かつてセラは、父親に目の色を指摘されたため、前髪を伸ばして瞳を隠し続けていた。そんなセラが受けた心の痛みを想像し、ニースは切なさを感じた。
「……その話、僕もマノロさんから聞いたよ」
ニースは男風呂で、マノロが集めた町の情報を聞いていた。その中には、皇帝の噂や主張。歌い手について言われてるのだろう、帝国の伝承も含まれていた。
「黒が不吉だっていうのは、ここからもう少し南西にある、山奥の廃村に伝わってた昔話が元になってるんだって。そこがポルテさんの生まれ故郷らしいんだ」
「ポルテさんって、ミランさんが助けた帝国の天の導きだよね? 不吉だって言われてる村にいたなら、大変だったんじゃない?」
「うん。それで、ポルテさんがまだ小さい時に、当時皇子だった皇帝が村から連れ出したんだって。クーデターが起きた後、村の人たちはポルテさんの報復を恐れて、村を捨てて逃げたらしいよ。もしかしたらその人たちも、そこの村の出身なのかも」
「もしそうなら……ポリーナさんはポルテさんのことを、知ってるかも。ユリヤさんは私より年下みたいだったから、知らないかもしれないけど」
セラはポリーナたちの姿を思い浮かべ、考えながら話した。
「ポリーナさんは、皇帝がポルテさんを連れて行ったのを、どう思ってたのかな。
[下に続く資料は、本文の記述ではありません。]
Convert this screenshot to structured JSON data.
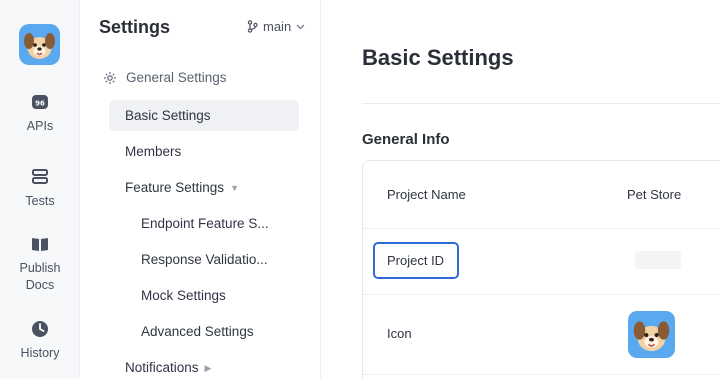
{
  "rail": {
    "items": [
      {
        "label": "APIs",
        "icon": "api-icon"
      },
      {
        "label": "Tests",
        "icon": "tests-icon"
      },
      {
        "label": "Publish Docs",
        "icon": "docs-icon"
      },
      {
        "label": "History",
        "icon": "history-icon"
      }
    ]
  },
  "nav": {
    "title": "Settings",
    "branch": "main",
    "group_label": "General Settings",
    "items": [
      {
        "label": "Basic Settings"
      },
      {
        "label": "Members"
      },
      {
        "label": "Feature Settings"
      },
      {
        "label": "Endpoint Feature S..."
      },
      {
        "label": "Response Validatio..."
      },
      {
        "label": "Mock Settings"
      },
      {
        "label": "Advanced Settings"
      },
      {
        "label": "Notifications"
      }
    ]
  },
  "main": {
    "title": "Basic Settings",
    "section": "General Info",
    "rows": [
      {
        "key": "Project Name",
        "value": "Pet Store"
      },
      {
        "key": "Project ID",
        "value": ""
      },
      {
        "key": "Icon",
        "value": ""
      }
    ]
  },
  "colors": {
    "accent": "#2f6bd8",
    "rail_bg": "#f7f8fa",
    "active_item_bg": "#f0f1f4"
  }
}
ダナさんのそばに私がいるのを、すごく心配してたけど」
苦しげなセラの呟きを聞いて、ニースは肩を抱く手に力を込めた。
「それって、皇帝が地の民っていう特別な存在だからでしょ? 帝国の人たちを幸せな楽園に導く救世主だっていう」
「うん。そうみたい」
「その話は、クーデターで即位した皇帝が、自分の正当性を高めるためにでっち上げたんだろうって、マノロさんが話してたよ」
「でっち上げ……。ダナさんも、そんな感じのこと言ってたよ」
セラは、こくりと頷いたが、悲しげに言葉を継いだ。
「でも、ポリーナさんたち帝国の人にとっては、皇帝が希望だったみたいなの。一年中寒いから、普通の人たちの暮らしは厳しいみたい」
「そうだろうね。帝国は発掘品をたくさん持ってるけど、食料は足りないんだって。寒いから、あんまり農作物が育たないらしくて。輸入に頼ってたのが、戦争で途絶えちゃったから大変みたい」
「そっか……。戦争なんて、しなきゃ良かったのにね」
ニースとセラの話を黙って聞いていたユリウスが、切なげに声を挟んだ。
「仕方ないと思うよ。食料を輸入に頼るってことは、命綱を握られてるようなものだから。皇帝は危機感を感じてたんじゃないのかな」
「危機感?」
「帝国には帝国の正義があるんだよ。まあ、だからってレイを攫ったのは許さないけどね」
怒りを込めながらも、ユリウスは真っ直ぐ前を見ながら言った。ニースは、町並みを眺めて顔を歪めた。
「皇帝やあの人のことは許せないけど。セラが会った姉妹みたいに、町の人たちは騙されてるようなものなんだよね。僕たちが侵略する形になっちゃったけど、和解出来たらいいな」
「ニースは優しすぎるよね。まあ、だからこそ、オレも恨みの矛先を間違えないようにしようって思えるんだけどさ」
ユリウスは、肩の力を抜いて笑った。二人の話に、ベンが、ふわりと笑みを浮かべた。
「歌い手のことも、誤解が解けるといいね。どんな力も、使う人によって善悪は変わる。歌の力だけじゃなく、権力や武力だって同じことなんだ。伝承に捉われて、人を見ないまま一律に、歌い手や天の導きを蔑ろにしていいはずがない。ユリウスみたいに、矛先を間違えないようになってほしいよ」
優しくも力強く語ったベンの言葉に、エルネストやジミー、エドガーたちも頷く。皆の温かい気持ちを感じ、ニースとセラ、ユリウスは、ありがとうと微笑んだ。
固まって通りを歩くニースたちの姿は目立つようで、街行く人々からは相変わらず冷たい目が向けられている。ニースは、いつかこの眼差しが和らぐ日が来る事を、町を包む青空に願った。